Grant runs his hands through his hair. "It's okay. We're just—"
"No, Grant." She whirls around, rekindled and reproachful. "It's not okay."
"Sykora." His jaw is tight. His teeth are gritted. "I'm trying to be nice."
"You cannot tolerate this kind of negligence. This is—I have disrespected you, Grantyde. Horribly. We are nobility. Our station must be respected. And if it isn't, we must be willing to punish."
His hands ball into fists at the resumption of hostilities. "If we need to resort to this kind of punishment to maintain it, we don't deserve it."
"That's why we deserve it, Grant. We are given power and expected to wield it. I need to trust that you'll do that. It's our job. And the coterie is going to peck you to death if you're always this afraid of exercising discipline."
"Discipline to who? You're my wife."
"I have been awful to you today." She stomps to his side of the table. "I'm being a misandrist harpy. And you're just letting me?"
"What, I'm supposed to just bend you over my knee and spank you instead of talking this out?"

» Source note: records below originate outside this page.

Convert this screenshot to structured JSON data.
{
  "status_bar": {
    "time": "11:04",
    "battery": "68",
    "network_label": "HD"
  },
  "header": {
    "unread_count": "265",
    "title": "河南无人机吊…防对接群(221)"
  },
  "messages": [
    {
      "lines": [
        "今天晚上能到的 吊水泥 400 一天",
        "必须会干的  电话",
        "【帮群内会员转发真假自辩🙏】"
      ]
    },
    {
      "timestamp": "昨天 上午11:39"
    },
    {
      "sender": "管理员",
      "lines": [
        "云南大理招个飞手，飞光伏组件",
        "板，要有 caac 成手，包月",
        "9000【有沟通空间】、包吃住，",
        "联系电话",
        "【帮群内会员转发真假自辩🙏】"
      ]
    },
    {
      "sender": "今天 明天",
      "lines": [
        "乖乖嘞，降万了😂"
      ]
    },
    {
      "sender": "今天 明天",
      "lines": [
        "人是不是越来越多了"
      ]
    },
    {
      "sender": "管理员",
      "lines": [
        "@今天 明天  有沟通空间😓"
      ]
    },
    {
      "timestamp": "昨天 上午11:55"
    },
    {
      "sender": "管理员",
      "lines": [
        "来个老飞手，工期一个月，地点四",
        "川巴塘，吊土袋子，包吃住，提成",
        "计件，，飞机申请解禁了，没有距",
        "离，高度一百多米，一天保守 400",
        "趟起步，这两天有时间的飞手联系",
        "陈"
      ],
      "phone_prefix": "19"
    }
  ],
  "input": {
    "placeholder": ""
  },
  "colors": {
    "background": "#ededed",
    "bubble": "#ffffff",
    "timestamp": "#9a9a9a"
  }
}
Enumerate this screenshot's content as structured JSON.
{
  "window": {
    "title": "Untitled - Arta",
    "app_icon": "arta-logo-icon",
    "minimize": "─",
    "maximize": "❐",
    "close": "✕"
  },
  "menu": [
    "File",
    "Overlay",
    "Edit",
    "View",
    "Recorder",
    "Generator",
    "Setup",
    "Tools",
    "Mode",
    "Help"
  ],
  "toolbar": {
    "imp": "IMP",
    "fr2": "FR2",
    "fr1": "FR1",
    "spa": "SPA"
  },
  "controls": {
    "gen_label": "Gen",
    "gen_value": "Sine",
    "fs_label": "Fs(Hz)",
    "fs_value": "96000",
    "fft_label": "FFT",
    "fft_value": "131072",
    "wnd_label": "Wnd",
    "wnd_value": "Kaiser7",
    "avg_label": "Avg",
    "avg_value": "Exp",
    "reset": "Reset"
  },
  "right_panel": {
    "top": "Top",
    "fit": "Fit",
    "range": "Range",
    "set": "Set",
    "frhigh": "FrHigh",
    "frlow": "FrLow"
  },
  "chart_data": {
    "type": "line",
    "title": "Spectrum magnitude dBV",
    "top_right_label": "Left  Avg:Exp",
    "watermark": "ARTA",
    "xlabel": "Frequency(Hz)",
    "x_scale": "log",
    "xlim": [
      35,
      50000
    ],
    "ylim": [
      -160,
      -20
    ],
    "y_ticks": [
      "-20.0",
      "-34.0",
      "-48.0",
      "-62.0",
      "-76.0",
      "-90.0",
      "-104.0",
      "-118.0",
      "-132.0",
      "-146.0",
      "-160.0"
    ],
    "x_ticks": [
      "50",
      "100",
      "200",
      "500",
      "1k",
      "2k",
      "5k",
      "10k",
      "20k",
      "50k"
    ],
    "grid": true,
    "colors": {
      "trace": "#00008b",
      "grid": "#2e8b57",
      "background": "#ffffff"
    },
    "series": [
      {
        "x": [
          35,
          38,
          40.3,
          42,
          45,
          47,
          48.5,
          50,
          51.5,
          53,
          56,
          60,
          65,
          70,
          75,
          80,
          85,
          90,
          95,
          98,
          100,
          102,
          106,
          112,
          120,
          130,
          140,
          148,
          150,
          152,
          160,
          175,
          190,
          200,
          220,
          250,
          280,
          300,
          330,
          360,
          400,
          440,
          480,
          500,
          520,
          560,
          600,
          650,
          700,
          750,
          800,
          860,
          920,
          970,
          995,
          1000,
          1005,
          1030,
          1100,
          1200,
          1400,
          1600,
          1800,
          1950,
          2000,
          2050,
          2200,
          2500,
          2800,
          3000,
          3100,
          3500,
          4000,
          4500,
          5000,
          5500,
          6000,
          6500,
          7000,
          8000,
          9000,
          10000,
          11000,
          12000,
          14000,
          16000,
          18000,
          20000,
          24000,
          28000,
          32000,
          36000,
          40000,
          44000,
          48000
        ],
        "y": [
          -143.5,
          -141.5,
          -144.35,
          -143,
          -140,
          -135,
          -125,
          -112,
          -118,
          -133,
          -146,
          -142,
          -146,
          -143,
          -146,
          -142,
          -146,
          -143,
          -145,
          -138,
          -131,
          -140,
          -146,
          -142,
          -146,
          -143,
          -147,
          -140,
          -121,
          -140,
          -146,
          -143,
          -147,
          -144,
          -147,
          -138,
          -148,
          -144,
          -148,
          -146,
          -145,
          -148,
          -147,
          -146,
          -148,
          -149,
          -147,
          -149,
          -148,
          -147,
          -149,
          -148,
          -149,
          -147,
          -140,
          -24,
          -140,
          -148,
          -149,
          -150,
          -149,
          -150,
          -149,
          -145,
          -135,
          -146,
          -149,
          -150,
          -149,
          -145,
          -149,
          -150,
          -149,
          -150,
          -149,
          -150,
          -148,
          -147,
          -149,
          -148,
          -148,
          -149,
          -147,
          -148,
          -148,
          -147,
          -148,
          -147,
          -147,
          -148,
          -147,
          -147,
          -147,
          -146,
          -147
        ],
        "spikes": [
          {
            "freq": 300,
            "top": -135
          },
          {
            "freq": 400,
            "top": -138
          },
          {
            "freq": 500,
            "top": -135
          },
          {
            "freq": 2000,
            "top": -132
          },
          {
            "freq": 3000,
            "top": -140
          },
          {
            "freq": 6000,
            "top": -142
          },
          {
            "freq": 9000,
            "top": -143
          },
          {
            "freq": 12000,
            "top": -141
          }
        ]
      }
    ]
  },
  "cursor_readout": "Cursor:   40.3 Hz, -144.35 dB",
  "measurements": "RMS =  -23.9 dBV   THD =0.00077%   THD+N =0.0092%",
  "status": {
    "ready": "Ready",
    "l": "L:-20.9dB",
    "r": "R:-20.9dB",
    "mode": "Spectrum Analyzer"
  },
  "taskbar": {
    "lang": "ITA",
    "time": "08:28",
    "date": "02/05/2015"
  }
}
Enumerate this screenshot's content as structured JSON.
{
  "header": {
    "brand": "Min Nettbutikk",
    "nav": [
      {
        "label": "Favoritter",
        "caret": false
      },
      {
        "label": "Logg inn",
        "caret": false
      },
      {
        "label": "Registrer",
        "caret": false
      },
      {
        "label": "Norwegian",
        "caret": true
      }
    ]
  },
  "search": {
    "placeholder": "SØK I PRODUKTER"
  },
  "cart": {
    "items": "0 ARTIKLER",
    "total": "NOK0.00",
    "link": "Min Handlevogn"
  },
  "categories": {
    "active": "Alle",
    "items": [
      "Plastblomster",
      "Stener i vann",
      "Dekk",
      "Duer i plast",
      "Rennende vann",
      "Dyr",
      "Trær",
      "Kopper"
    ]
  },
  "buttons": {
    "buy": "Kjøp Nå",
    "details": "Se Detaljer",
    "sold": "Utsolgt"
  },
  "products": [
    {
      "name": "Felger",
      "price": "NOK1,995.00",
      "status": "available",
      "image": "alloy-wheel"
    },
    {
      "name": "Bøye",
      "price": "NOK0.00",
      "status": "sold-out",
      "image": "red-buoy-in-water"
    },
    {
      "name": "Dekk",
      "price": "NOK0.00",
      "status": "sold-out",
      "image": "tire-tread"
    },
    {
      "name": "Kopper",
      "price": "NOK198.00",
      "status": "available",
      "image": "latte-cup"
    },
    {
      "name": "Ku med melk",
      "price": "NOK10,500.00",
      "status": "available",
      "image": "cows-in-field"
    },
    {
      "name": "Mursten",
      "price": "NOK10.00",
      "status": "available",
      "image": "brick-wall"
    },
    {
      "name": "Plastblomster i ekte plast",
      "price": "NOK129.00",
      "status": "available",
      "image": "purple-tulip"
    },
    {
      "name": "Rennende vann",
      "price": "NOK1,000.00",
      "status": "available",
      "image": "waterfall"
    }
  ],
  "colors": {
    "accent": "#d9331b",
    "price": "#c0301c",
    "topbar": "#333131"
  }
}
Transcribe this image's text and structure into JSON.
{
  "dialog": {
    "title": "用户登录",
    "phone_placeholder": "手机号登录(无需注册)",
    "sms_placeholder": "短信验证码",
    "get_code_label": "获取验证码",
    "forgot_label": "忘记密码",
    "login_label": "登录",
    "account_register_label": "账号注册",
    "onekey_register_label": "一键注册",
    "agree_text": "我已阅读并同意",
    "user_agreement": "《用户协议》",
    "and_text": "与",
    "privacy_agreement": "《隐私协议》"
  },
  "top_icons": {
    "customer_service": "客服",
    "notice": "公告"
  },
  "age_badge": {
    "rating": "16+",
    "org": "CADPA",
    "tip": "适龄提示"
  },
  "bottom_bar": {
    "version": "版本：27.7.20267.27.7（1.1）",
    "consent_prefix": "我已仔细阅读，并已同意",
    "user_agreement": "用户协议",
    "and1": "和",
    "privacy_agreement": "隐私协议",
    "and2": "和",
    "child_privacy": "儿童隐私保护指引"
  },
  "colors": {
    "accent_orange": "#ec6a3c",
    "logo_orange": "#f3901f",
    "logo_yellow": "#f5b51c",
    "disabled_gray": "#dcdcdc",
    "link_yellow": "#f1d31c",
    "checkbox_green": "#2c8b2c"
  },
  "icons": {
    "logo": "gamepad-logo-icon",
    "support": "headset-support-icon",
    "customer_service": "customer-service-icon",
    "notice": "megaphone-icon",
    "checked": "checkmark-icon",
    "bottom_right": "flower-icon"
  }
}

"Maybe you should," she snaps.
"Maybe I will," he snaps.
They stare at each other, fists and lungs tight.
He notices, for the first time, that her horns are all the way out.
He seizes her and yanks her onto the chair with him, butt in the air, head dangling off his lap.
"You little gremlin." He holds her kicking legs roughly in place. "Is this why you're still being such a hellion?"
She gasps as he flips her skirt up. Her back arches.
"Oh my God, it is." He feels her hips grinding against his lap. "Isn't it? You were riling me up."
She shakes her head, but her tail is wagging furiously. "That's—"
"And now you're trying to get out of this argument by being kinky."
"Don't—don't be ridiculous."
He hooks his fingers into the band of her panties. "Stay right there."
Her legs squirm. He catches her and holds her fast.
"I said stay," he snaps. "This is exactly what you wanted, isn't it?"
Her breath hitches. "Uh-huh," she says, her throat tight and breathy.
"You know what I think?" He yanks her panties down her thighs, so they're binding her legs together. He leans into her ear. "I think I'm gonna exercise some discipline after all."